BP FORUM

Threat of Digital Products

What do you see as the risks related to digital representations of products in the virtual world?

How would you suggest brand protection professionals allocate their enforcement efforts and approach development of strategies to address?

Minelli E. Manoukian

Executive Director, Center for Art Law, New York City

It’s probably easy to say that, at this early point in the game, counting the things that aren’t at risk is probably easier than counting the risks associated to digital representations of products. The risks at this point are countless—you have copyright issues, trademark issues, securities issues, anti-money laundering concerns and then that’s just the legal enforcement side of things. But from the artistic viewpoint, content clearance is going to be one of the major points that brands should make sure to double check. It may feel a little bit like starting at the beginning, but it’ll be difficult to enter the space and assert dominance over any fraudulent postings and creations if you don’t even know if your future metaverse plans are covered.
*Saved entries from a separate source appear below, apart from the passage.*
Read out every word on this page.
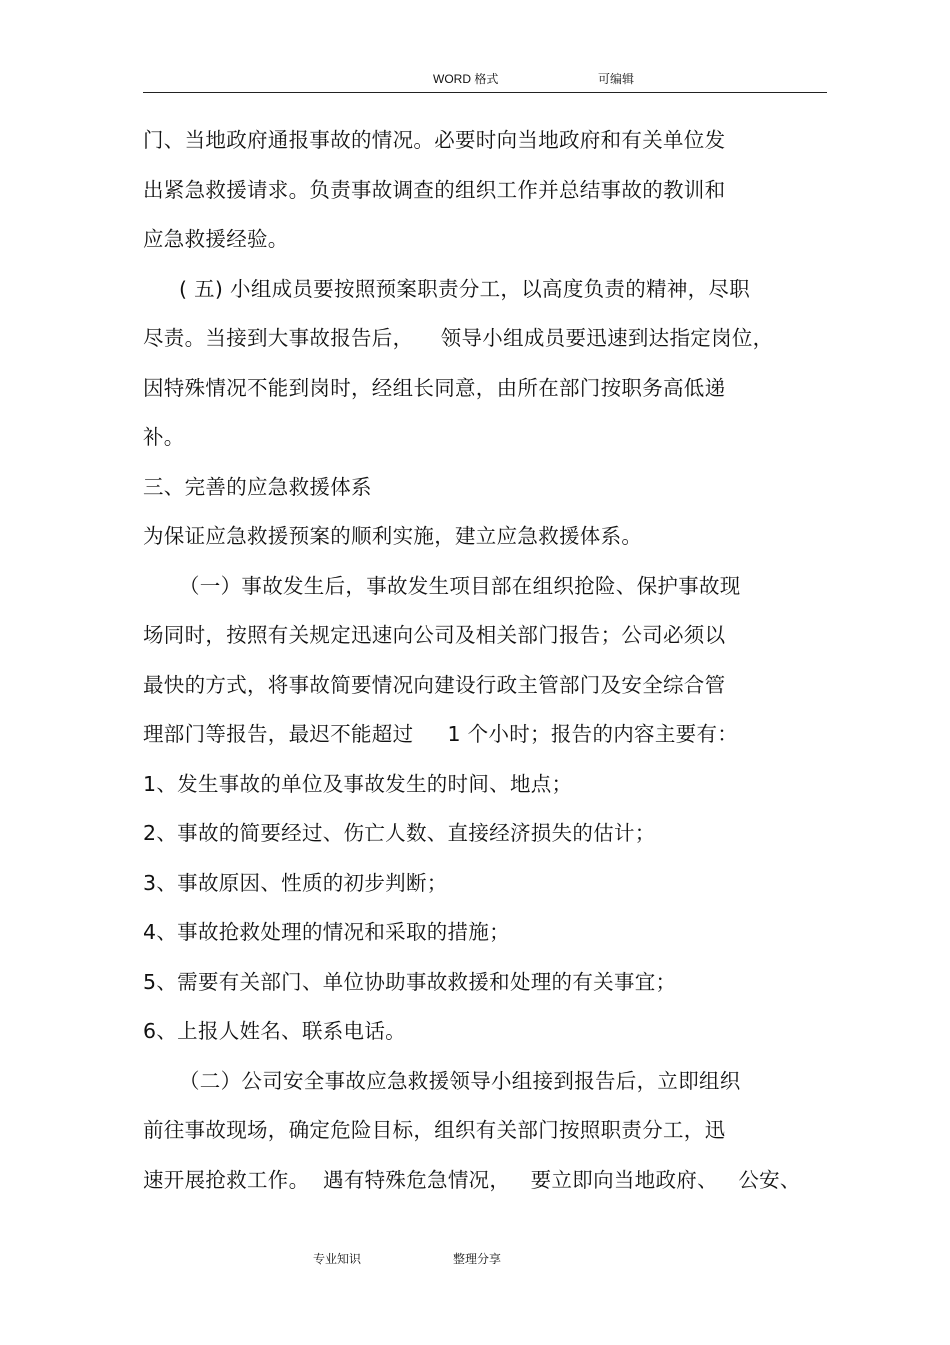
WORD 格式	可编辑
门、当地政府通报事故的情况。必要时向当地政府和有关单位发
出紧急救援请求。负责事故调查的组织工作并总结事故的教训和
应急救援经验。
( 五) 小组成员要按照预案职责分工，以高度负责的精神，尽职
尽责。当接到大事故报告后，    领导小组成员要迅速到达指定岗位，
因特殊情况不能到岗时，经组长同意，由所在部门按职务高低递
补。
三、完善的应急救援体系
为保证应急救援预案的顺利实施，建立应急救援体系。
（一）事故发生后，事故发生项目部在组织抢险、保护事故现
场同时，按照有关规定迅速向公司及相关部门报告；公司必须以
最快的方式，将事故简要情况向建设行政主管部门及安全综合管
理部门等报告，最迟不能超过     1 个小时；报告的内容主要有：
1、发生事故的单位及事故发生的时间、地点；
2、事故的简要经过、伤亡人数、直接经济损失的估计；
3、事故原因、性质的初步判断；
4、事故抢救处理的情况和采取的措施；
5、需要有关部门、单位协助事故救援和处理的有关事宜；
6、上报人姓名、联系电话。
（二）公司安全事故应急救援领导小组接到报告后，立即组织
前往事故现场，确定危险目标，组织有关部门按照职责分工，迅
速开展抢救工作。  遇有特殊危急情况，   要立即向当地政府、   公安、
专业知识	整理分享
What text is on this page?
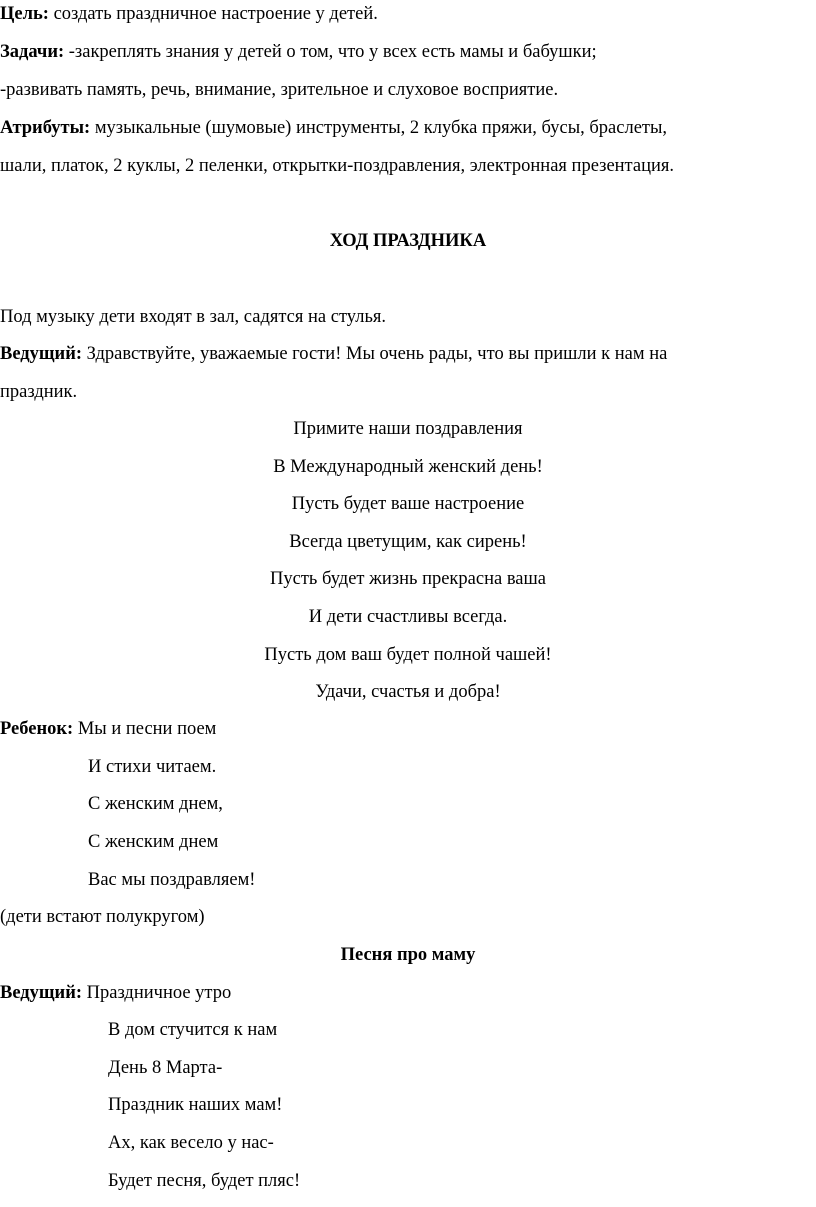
Цель: создать праздничное настроение у детей.
Задачи: -закреплять знания у детей о том, что у всех есть мамы и бабушки;
-развивать память, речь, внимание, зрительное и слуховое восприятие.
Атрибуты: музыкальные (шумовые) инструменты, 2 клубка пряжи, бусы, браслеты,
шали, платок, 2 куклы, 2 пеленки, открытки-поздравления, электронная презентация.
ХОД ПРАЗДНИКА
Под музыку дети входят в зал, садятся на стулья.
Ведущий: Здравствуйте, уважаемые гости! Мы очень рады, что вы пришли к нам на
праздник.
Примите наши поздравления
В Международный женский день!
Пусть будет ваше настроение
Всегда цветущим, как сирень!
Пусть будет жизнь прекрасна ваша
И дети счастливы всегда.
Пусть дом ваш будет полной чашей!
Удачи, счастья и добра!
Ребенок: Мы и песни поем
И стихи читаем.
С женским днем,
С женским днем
Вас мы поздравляем!
(дети встают полукругом)
Песня про маму
Ведущий: Праздничное утро
В дом стучится к нам
День 8 Марта-
Праздник наших мам!
Ах, как весело у нас-
Будет песня, будет пляс!
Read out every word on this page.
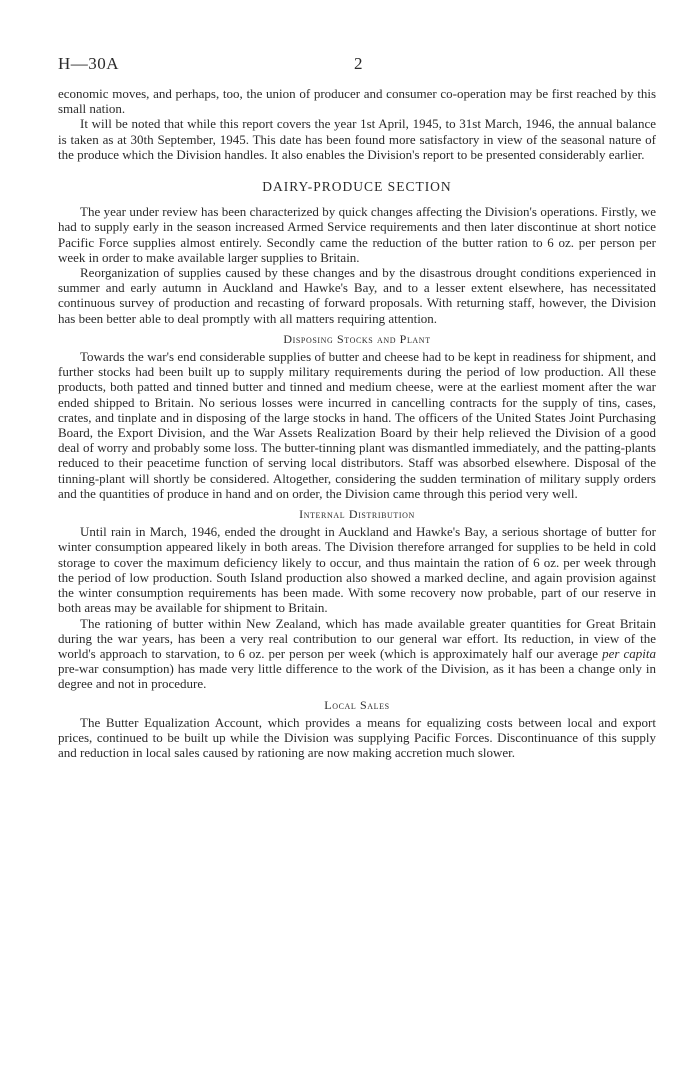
H—30A	2

economic moves, and perhaps, too, the union of producer and consumer co-operation may be first reached by this small nation.

It will be noted that while this report covers the year 1st April, 1945, to 31st March, 1946, the annual balance is taken as at 30th September, 1945. This date has been found more satisfactory in view of the seasonal nature of the produce which the Division handles. It also enables the Division's report to be presented considerably earlier.

DAIRY-PRODUCE SECTION

The year under review has been characterized by quick changes affecting the Division's operations. Firstly, we had to supply early in the season increased Armed Service requirements and then later discontinue at short notice Pacific Force supplies almost entirely. Secondly came the reduction of the butter ration to 6 oz. per person per week in order to make available larger supplies to Britain.

Reorganization of supplies caused by these changes and by the disastrous drought conditions experienced in summer and early autumn in Auckland and Hawke's Bay, and to a lesser extent elsewhere, has necessitated continuous survey of production and recasting of forward proposals. With returning staff, however, the Division has been better able to deal promptly with all matters requiring attention.

Disposing Stocks and Plant

Towards the war's end considerable supplies of butter and cheese had to be kept in readiness for shipment, and further stocks had been built up to supply military requirements during the period of low production. All these products, both patted and tinned butter and tinned and medium cheese, were at the earliest moment after the war ended shipped to Britain. No serious losses were incurred in cancelling contracts for the supply of tins, cases, crates, and tinplate and in disposing of the large stocks in hand. The officers of the United States Joint Purchasing Board, the Export Division, and the War Assets Realization Board by their help relieved the Division of a good deal of worry and probably some loss. The butter-tinning plant was dismantled immediately, and the patting-plants reduced to their peacetime function of serving local distributors. Staff was absorbed elsewhere. Disposal of the tinning-plant will shortly be considered. Altogether, considering the sudden termination of military supply orders and the quantities of produce in hand and on order, the Division came through this period very well.

Internal Distribution

Until rain in March, 1946, ended the drought in Auckland and Hawke's Bay, a serious shortage of butter for winter consumption appeared likely in both areas. The Division therefore arranged for supplies to be held in cold storage to cover the maximum deficiency likely to occur, and thus maintain the ration of 6 oz. per week through the period of low production. South Island production also showed a marked decline, and again provision against the winter consumption requirements has been made. With some recovery now probable, part of our reserve in both areas may be available for shipment to Britain.

The rationing of butter within New Zealand, which has made available greater quantities for Great Britain during the war years, has been a very real contribution to our general war effort. Its reduction, in view of the world's approach to starvation, to 6 oz. per person per week (which is approximately half our average per capita pre-war consumption) has made very little difference to the work of the Division, as it has been a change only in degree and not in procedure.

Local Sales

The Butter Equalization Account, which provides a means for equalizing costs between local and export prices, continued to be built up while the Division was supplying Pacific Forces. Discontinuance of this supply and reduction in local sales caused by rationing are now making accretion much slower.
Run clearances the same way as you would for any other type of campaign—check to make sure that contractual assignments and licenses of rights include NFTs, and double check things like the grant of rights of publicity if you’re choosing to use a person’s likeness. 

As a person that works with visual artists, my additional caution would be to double check and see if the contracted creators of your company’s photos, graphics, and digital images, the “authors” of those copyrighted works, have waived their moral rights to the creations that they have made. While the Visual Artists Rights Act may only cover works of a recognized stature, it wouldn’t be the first or last time that a brand graphic or photograph has gone viral. If a brand plans to monetize these in the form of an NFT, it will be a lot less of a headache to check a contract than to create an NFT and then get a letter from an artist saying that their work was never intended to be an NFT and by putting it into that webspace it’s detrimental to their honor or reputation as an artist. 

Another first step that I would offer brand protection professionals as they begin their strategies is to educate themselves on the space. Not all NFT marketplaces are the same, and the usage and intent of NFTs varies greatly. Whatever solution the legal world creates for these infringement issues is hardly going to be one-size-fits-all. So, treating it like that is only going to cause more headaches down the road. It’s okay to start with what you know—Digital Millennium Copyright Act (DMCA) takedowns, contacting marketplaces to take down listings of infringing works—but thinking creatively, and in a multi-disciplinary way is what’s likely to get you farther. NFTs have been in the art space since 2013, and their uses have been everything from art, authenticity and beyond. In the legal context, it’s extremely easy for us as professionals to try and find a box that we can fit a new issue into, however, NFTs and the metaverse are far from that and treating them as such turns the enforcement problem into the square peg into a round hole problem. Start with what it feels like and go from there. We still don’t have set rules for the e-commerce space, but with the creativity and collaboration strides that have been made, a once unruly space is far more manageable than it was. Sometime in the future, the metaverse will feel just the same. 
 

Virginia Cervieri

Senior Partner, Cervieri Monsuárez


The main risk lies in trademark infringement, and the lack of clarity about the legality of digitally representing physical products that have been legally acquired. On this aspect, there are companies that say that digital representation is only an artistic expression, part of their freedom of expression and therefore constitutes a form of fair use in the market. While on the other hand, there are companies that use digital representation as a form of marketing for the sale of physical products or to indicate the destination of the physical product already on sale, indicating that it is therefore a brand depletion.

I suggest further study on these two relevant aspects: fair use and trademark exhaustion.
The professionals dedicated to the protection of trademarks should be able to elucidate that in cases related to tokenization of physical products, the doctrine of fair use would not be applicable—since the purpose given to the NFTs is commercial and these infringing NFTs may affect the profitability of the original NFTs generated by the trademark owners.

The same happens with the exhaustion of trademarks, which is not an applicable criterion in the digitalization of the products, since the NFTs constitute themselves a new product, it would not represent advertising of the physical products, but opening a new market where a new and totally different commercial exploitation is made.